If you try to compile, you’ll see that the compiler throws an error, because we haven’t implemented Generator properly. We need to implement next() for the compiler to be happy:

mutating func next() -> String? {
  if items.isEmpty? { return .None }
  let element = items[0]
  items = items[1..items.count]
  return element

Our implementation performs a quick check to see if our Slice is empty, and performs an early return with Optional.None if so. Note that since the return type is already Optional<String>, we can omit the Optional prefix for the enum.

We can then grab the top item from items, then reset items to the rest of the Slice. This is why we declared items as mutable, and also why we declared next() as mutating.
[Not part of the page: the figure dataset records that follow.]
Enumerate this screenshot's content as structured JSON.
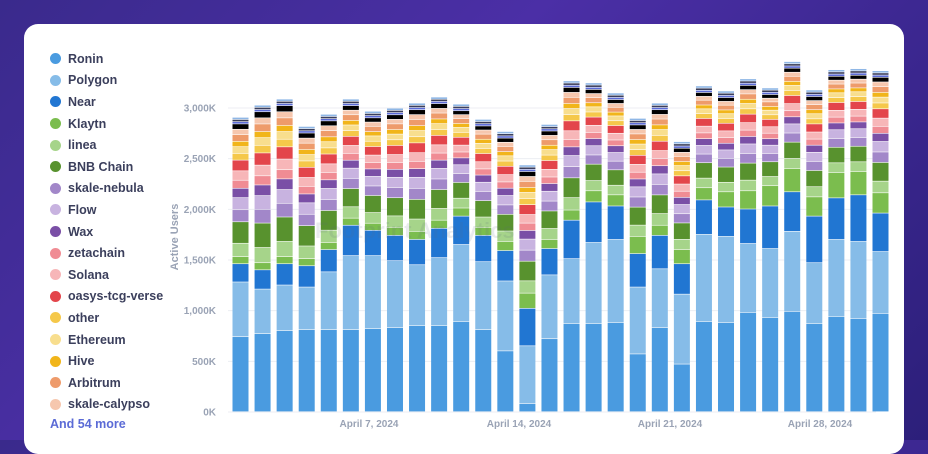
{
  "legend": {
    "items": [
      {
        "label": "Ronin",
        "color": "#4a9be0"
      },
      {
        "label": "Polygon",
        "color": "#86bce8"
      },
      {
        "label": "Near",
        "color": "#2176d2"
      },
      {
        "label": "Klaytn",
        "color": "#7bbd4e"
      },
      {
        "label": "linea",
        "color": "#a6d48a"
      },
      {
        "label": "BNB Chain",
        "color": "#58922e"
      },
      {
        "label": "skale-nebula",
        "color": "#a287c9"
      },
      {
        "label": "Flow",
        "color": "#c8b3e0"
      },
      {
        "label": "Wax",
        "color": "#7a4fa6"
      },
      {
        "label": "zetachain",
        "color": "#f08c94"
      },
      {
        "label": "Solana",
        "color": "#f7b6b8"
      },
      {
        "label": "oasys-tcg-verse",
        "color": "#e3454b"
      },
      {
        "label": "other",
        "color": "#f5c84a"
      },
      {
        "label": "Ethereum",
        "color": "#f8de8e"
      },
      {
        "label": "Hive",
        "color": "#f1b51a"
      },
      {
        "label": "Arbitrum",
        "color": "#ee9b6b"
      },
      {
        "label": "skale-calypso",
        "color": "#f6c7ae"
      }
    ],
    "more_label": "And 54 more"
  },
  "chart_data": {
    "type": "bar",
    "stacked": true,
    "ylabel": "Active Users",
    "ylim": [
      0,
      3000000
    ],
    "yticks": [
      "0K",
      "500K",
      "1,000K",
      "1,500K",
      "2,000K",
      "2,500K",
      "3,000K"
    ],
    "xticks": [
      "April 7, 2024",
      "April 14, 2024",
      "April 21, 2024",
      "April 28, 2024"
    ],
    "totals": [
      2840000,
      2960000,
      3020000,
      2750000,
      2870000,
      3020000,
      2900000,
      2930000,
      2980000,
      3040000,
      2970000,
      2820000,
      2700000,
      2370000,
      2770000,
      3200000,
      3180000,
      3080000,
      2830000,
      2980000,
      2600000,
      3150000,
      3100000,
      3220000,
      3130000,
      3390000,
      3110000,
      3310000,
      3320000,
      3300000
    ],
    "ronin": [
      740000,
      770000,
      800000,
      810000,
      810000,
      810000,
      820000,
      830000,
      850000,
      850000,
      890000,
      810000,
      600000,
      80000,
      720000,
      870000,
      870000,
      880000,
      570000,
      830000,
      470000,
      890000,
      880000,
      980000,
      930000,
      990000,
      870000,
      940000,
      920000,
      970000
    ],
    "polygon": [
      540000,
      440000,
      450000,
      420000,
      570000,
      730000,
      720000,
      660000,
      600000,
      670000,
      760000,
      670000,
      690000,
      570000,
      630000,
      640000,
      800000,
      820000,
      660000,
      580000,
      690000,
      860000,
      850000,
      680000,
      680000,
      790000,
      600000,
      760000,
      760000,
      610000
    ],
    "near": [
      180000,
      190000,
      210000,
      210000,
      220000,
      300000,
      250000,
      250000,
      250000,
      290000,
      280000,
      260000,
      300000,
      370000,
      260000,
      380000,
      400000,
      330000,
      330000,
      330000,
      300000,
      340000,
      290000,
      340000,
      420000,
      390000,
      460000,
      410000,
      460000,
      380000
    ],
    "klaytn": [
      70000,
      70000,
      70000,
      70000,
      70000,
      70000,
      70000,
      80000,
      80000,
      80000,
      80000,
      80000,
      90000,
      150000,
      90000,
      100000,
      110000,
      110000,
      170000,
      100000,
      140000,
      120000,
      150000,
      180000,
      200000,
      230000,
      190000,
      250000,
      230000,
      200000
    ]
  },
  "watermark": "Footprint Analytics"
}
Now note that none of this implementation is specific to Strings, or even to our ArgumentList. In fact, with a quick refactor, we can modify this object to use Generics:

struct CollectionGenerator<T>: Generator {
    var items: Slice<T>

    mutating func next() -> T? {
        if items.isEmpty { return .None }
        let item = items[0]
        items = items[1..items.count]
        return item

This is such a generic object that seems to solve so much of the common use case here, I’m a bit baffled as to why it hasn’t been included as a part of the standard library. I’ve already filed a radar on the issue.

Now that we have our Generator, we can finally conform our ArgumentList to Sequence.

Implementing Sequence

We can start by creating an extension on ArgumentList to hold the required method:

extension ArgumentList: Sequence {

We can then declare the required method, generate():

extension ArgumentList: Sequence {
    func generate() -> CollectionGenerator<String> {

Note that we’re using our generic CollectionGenerator<T> type as the return type here. All that’s left is to create a Collection Generator with our arguments:

extension ArgumentList: Sequence {
    func generate() -> CollectionGenerator<String> {
        return CollectionGenerator(items: arguments[0..arguments.endIndex])

Now, we can quickly and easily create a list of arguments passed on the command line, and iterate through them using for in:

let arguments = ArgumentList(argv: C_ARGV, count: C_ARGC)

for argument in arguments {

EDIT: After getting some feedback on Twitter, it looks like there are two other solutions to this problem:

Matt Bridges pointed out that there is a GeneratorOf<T> type that takes a closure as a constructor argument. That means that our generate() method can be changed to look like so:

func generate() -> GeneratorOf<String> {
    var i = 0
    return GeneratorOf<String> {
        if (i > self.arguments.count) {
            return .None
        } else {
            return self.arguments[i++]

But there’s actually an even better solution. Looking closely at the type signature for Array<T>, you can see that it’s returning a struct of the type IndexingGenerator<T[]>. That means that instead of creating our own generator, we could return the result of arguments.generate(), as long as we set our return type to IndexingGenerator<String[]>:

func generate() -> IndexingGenerator<String[]> {
    return arguments.generate()

Thanks to Adam Roben for pointing this out to me.

Both of these solutions remove our need for any custom Generator implementation at all, but it’s still worth understanding how all of these pieces fit together.